Für alle gibt es noch je ein Tableau mit Buschtieren, Bäumen, Früchten, Familien und Ziegen. Dies sind alle Marker dieser Art, die eine Person haben kann. Ein Dorf gibt es noch geschenkt, und darauf wird gleich eine Familie gelegt.
Nachdem ausgelost wurde, wer beginnt, bekommen die anderen noch eine Kompensation dafür, nicht anzufangen - und los geht es!
Wir spielen 12 Runden. Wer am Zug ist, setzt eine der drei Figuren in der eigenen Spielerfarbe auf ein freies Aktionsfeld und nimmt sich den Ertrag dieses Feldes. Bis auf Gold müssen alle anderen Marker auf die eigenen Landschaften und Ortschaften gelegt werden. Auf Landschaften und Ortschaften finden sich verschiedene Felder für verschiedene Sachen. Familien können nur auf Häuser gelegt, aber wenn eine Familie geschult wird, wird diese umgedreht und kann jetzt einen Flughund aufnehmen.

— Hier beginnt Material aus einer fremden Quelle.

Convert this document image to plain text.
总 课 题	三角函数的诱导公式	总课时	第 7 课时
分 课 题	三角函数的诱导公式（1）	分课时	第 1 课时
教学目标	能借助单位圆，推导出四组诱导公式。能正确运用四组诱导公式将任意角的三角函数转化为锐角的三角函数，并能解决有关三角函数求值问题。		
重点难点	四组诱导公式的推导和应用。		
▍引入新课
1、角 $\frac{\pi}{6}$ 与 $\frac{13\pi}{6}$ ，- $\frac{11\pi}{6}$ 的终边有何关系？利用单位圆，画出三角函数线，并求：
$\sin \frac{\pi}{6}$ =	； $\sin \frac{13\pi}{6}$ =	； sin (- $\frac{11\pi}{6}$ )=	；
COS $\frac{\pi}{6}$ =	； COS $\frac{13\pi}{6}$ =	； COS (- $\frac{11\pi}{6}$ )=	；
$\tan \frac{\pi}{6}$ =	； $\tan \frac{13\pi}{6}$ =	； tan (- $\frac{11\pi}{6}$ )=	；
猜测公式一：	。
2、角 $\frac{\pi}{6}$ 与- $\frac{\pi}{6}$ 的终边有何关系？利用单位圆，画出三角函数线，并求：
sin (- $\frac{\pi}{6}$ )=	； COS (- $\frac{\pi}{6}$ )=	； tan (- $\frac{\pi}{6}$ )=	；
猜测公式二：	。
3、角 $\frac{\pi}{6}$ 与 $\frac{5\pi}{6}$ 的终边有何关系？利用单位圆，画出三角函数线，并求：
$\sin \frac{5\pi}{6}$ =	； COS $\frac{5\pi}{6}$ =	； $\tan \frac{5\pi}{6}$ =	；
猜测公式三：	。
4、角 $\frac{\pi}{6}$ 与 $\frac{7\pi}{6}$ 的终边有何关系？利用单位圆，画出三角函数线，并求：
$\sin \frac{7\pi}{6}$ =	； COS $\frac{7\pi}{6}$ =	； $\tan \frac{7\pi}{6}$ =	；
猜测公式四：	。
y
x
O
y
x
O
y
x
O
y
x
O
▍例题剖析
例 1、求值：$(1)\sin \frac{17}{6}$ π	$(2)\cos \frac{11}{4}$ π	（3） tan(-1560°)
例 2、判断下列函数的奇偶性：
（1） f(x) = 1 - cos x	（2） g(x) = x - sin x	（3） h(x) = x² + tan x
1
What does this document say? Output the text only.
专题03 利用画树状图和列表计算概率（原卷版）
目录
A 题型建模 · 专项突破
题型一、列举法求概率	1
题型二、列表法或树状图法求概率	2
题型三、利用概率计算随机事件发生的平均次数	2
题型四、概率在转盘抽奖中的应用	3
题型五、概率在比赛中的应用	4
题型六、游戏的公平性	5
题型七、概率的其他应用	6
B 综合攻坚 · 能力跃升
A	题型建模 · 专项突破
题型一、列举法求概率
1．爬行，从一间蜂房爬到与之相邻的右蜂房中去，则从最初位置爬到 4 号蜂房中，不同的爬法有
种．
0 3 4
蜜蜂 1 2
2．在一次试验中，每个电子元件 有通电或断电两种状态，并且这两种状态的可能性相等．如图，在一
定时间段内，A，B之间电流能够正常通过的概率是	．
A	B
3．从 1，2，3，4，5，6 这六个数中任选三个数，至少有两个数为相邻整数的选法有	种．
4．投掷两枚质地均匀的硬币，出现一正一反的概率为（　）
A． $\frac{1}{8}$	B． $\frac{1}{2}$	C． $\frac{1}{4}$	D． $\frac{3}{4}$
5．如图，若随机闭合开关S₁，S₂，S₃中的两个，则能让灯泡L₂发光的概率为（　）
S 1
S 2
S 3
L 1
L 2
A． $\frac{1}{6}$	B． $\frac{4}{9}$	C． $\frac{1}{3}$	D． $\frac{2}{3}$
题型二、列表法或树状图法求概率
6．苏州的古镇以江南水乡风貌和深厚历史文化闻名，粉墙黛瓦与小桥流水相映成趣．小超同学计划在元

Einige Aktionsfelder erlauben auch das Nehmen einer neuen Landschaft, welche in der eigenen Auslage platziert wird. Landschaften erhalten neben acht Feldern auch einen Punktewert und manchmal Natursymbole.
Ortschaften können auf anderen Aktionsfeldern gekauft werden, gegen die Abgabe von Gold und Bäumen. Ortschaften haben Häuser, je mehr, desto teurer die Ortschaft. Zusätzlich beginnt die nächste Runde, wer zuletzt eine Ortschaft gekauft hat.
Es gibt noch ein paar Aktionen, bei denen Gold gegen andere Dinge getauscht werden kann oder Aktionen, die von der Anzahl Natursymbolen in der eigenen Auslage abhängen.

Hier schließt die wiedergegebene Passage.